All maps are imperfect representations of a space, they are also models and hence wrong. We use them because they are useful tools of communication but they represent a lossy trade-off between being able to discuss the context and fidelity of detail. It took our geographical brethren thousands of years to get that balance right, we've only be doing this for 18 years. We're more at the Babylonian Clay Tablet stage rather than ordinance survey maps. So, no ... I'm hoping we can create better maps than we have. I simply use my maps as an example — think odd looking Viking muttering about scribbles on parchments and sun-stones

Q. If your maps are wrong and imperfect, why use them?
Our geographical brethren didn't magically create 
1:10,000 scale representations of the landscapes with notable features overnight. These are a starting point for conversation. 

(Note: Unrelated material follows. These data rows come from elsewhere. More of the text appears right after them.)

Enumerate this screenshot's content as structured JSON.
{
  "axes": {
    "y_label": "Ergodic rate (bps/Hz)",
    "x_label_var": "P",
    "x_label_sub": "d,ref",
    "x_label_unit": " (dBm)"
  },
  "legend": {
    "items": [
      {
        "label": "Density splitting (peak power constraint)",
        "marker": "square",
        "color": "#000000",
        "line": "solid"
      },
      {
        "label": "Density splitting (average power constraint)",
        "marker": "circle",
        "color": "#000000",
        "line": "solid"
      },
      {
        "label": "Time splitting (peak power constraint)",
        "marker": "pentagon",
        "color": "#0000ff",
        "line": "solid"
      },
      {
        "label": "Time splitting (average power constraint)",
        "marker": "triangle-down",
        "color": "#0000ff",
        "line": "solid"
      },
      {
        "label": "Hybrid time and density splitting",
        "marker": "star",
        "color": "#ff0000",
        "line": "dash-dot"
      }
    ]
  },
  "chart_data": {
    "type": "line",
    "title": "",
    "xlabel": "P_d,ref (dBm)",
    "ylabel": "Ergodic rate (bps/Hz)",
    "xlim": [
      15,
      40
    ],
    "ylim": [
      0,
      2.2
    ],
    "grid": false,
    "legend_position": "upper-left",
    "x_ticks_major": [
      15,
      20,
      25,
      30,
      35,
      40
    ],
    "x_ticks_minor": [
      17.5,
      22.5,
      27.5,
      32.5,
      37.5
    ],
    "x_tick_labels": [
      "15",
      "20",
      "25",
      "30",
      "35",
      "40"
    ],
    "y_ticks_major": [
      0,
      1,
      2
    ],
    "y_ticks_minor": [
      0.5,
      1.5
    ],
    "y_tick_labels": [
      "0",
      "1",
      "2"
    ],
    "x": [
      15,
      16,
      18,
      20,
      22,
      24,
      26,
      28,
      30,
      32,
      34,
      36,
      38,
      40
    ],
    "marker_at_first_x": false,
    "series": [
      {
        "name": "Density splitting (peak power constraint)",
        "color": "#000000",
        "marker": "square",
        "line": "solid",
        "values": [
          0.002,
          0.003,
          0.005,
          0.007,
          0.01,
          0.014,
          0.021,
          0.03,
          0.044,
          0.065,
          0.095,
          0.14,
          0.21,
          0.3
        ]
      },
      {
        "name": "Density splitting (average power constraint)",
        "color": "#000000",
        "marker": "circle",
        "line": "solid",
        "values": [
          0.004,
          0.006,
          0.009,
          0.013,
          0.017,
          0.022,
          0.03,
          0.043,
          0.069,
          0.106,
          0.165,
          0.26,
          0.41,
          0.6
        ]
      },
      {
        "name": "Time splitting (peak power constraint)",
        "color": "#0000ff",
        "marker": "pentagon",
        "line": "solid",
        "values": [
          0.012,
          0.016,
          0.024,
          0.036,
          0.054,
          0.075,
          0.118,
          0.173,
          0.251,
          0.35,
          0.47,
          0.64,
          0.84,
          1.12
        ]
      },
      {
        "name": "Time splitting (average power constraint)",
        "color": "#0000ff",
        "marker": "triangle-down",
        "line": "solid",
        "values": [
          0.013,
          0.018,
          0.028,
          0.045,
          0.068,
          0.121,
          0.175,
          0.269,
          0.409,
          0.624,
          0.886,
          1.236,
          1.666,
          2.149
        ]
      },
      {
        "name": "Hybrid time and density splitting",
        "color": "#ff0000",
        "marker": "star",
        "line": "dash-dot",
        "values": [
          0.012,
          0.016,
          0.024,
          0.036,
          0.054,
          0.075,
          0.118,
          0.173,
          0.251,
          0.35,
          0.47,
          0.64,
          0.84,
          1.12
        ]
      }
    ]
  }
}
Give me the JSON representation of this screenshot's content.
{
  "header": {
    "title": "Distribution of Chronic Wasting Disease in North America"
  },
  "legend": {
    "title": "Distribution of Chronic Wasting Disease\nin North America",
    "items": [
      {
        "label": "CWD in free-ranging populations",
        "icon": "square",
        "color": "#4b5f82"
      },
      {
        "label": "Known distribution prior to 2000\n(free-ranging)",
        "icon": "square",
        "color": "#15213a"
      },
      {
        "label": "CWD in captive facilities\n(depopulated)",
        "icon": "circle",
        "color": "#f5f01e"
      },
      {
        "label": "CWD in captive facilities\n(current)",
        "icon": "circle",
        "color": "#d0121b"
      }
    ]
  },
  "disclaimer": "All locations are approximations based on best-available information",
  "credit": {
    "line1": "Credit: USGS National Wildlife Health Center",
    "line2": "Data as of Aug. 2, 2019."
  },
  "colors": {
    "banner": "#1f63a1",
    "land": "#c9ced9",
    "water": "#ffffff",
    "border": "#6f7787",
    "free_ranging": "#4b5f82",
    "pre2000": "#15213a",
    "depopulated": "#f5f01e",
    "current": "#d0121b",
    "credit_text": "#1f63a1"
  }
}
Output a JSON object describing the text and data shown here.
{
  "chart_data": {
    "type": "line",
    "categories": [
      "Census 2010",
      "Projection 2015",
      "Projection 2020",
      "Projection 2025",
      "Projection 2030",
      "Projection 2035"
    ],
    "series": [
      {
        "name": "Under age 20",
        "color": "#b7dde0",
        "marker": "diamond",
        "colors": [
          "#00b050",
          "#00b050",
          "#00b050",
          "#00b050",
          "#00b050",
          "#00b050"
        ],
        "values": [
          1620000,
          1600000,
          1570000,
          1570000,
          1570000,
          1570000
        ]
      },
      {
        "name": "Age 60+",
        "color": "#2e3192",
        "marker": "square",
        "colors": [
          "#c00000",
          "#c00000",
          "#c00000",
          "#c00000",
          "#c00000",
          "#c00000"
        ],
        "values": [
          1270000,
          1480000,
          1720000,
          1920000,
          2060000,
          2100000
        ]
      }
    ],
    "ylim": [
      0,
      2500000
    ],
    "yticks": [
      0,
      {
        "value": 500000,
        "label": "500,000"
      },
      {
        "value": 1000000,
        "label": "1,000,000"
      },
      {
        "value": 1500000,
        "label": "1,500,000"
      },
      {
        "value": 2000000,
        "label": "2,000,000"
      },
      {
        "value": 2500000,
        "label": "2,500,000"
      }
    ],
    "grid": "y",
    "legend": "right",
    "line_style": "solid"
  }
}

Q. Where would you look for inspiration of this change?
Two places — the open source world and the gaming world, especially the large and still vibrant community around Skyrim SE where both seem to happen. Hence keep an eye on reddit and discord groups. There’s an awful lot of work going into bringing LLMs into Skyrim SE. It’ll be interesting to see what tools they develop.

Q. Is it possible to map this landscape in any meaningful way? It’s a complex adaptive system.
Just because something is a complex adaptive system doesn’t mean everything is unpredictable and that meaningful representations can’t be created. It used to be said that you couldn’t meaningfully graph out an economy until a group in Hungary went and did that using sales tax data (figure 4) and discovered numerous chokepoints in the economy. It’s often a question of finding the right perspective and right data.

Figure 4 — Graph of the Hungarian economy. Source : https://phys.org/news/2022-05-country-entire-economy-predictand-forthe.html

Q. We are moving from “describe the code” to “describe the app”?
That’s a nice idea but it’s slightly more than that. Describing the app still evokes concepts of commands and instructions i.e. build me this thing, I’d like buttons in cornflour blue. The future of conversational programming is more likely to start with the question of “describe your need”. In many cases, conversational programming may never need a single line of code written.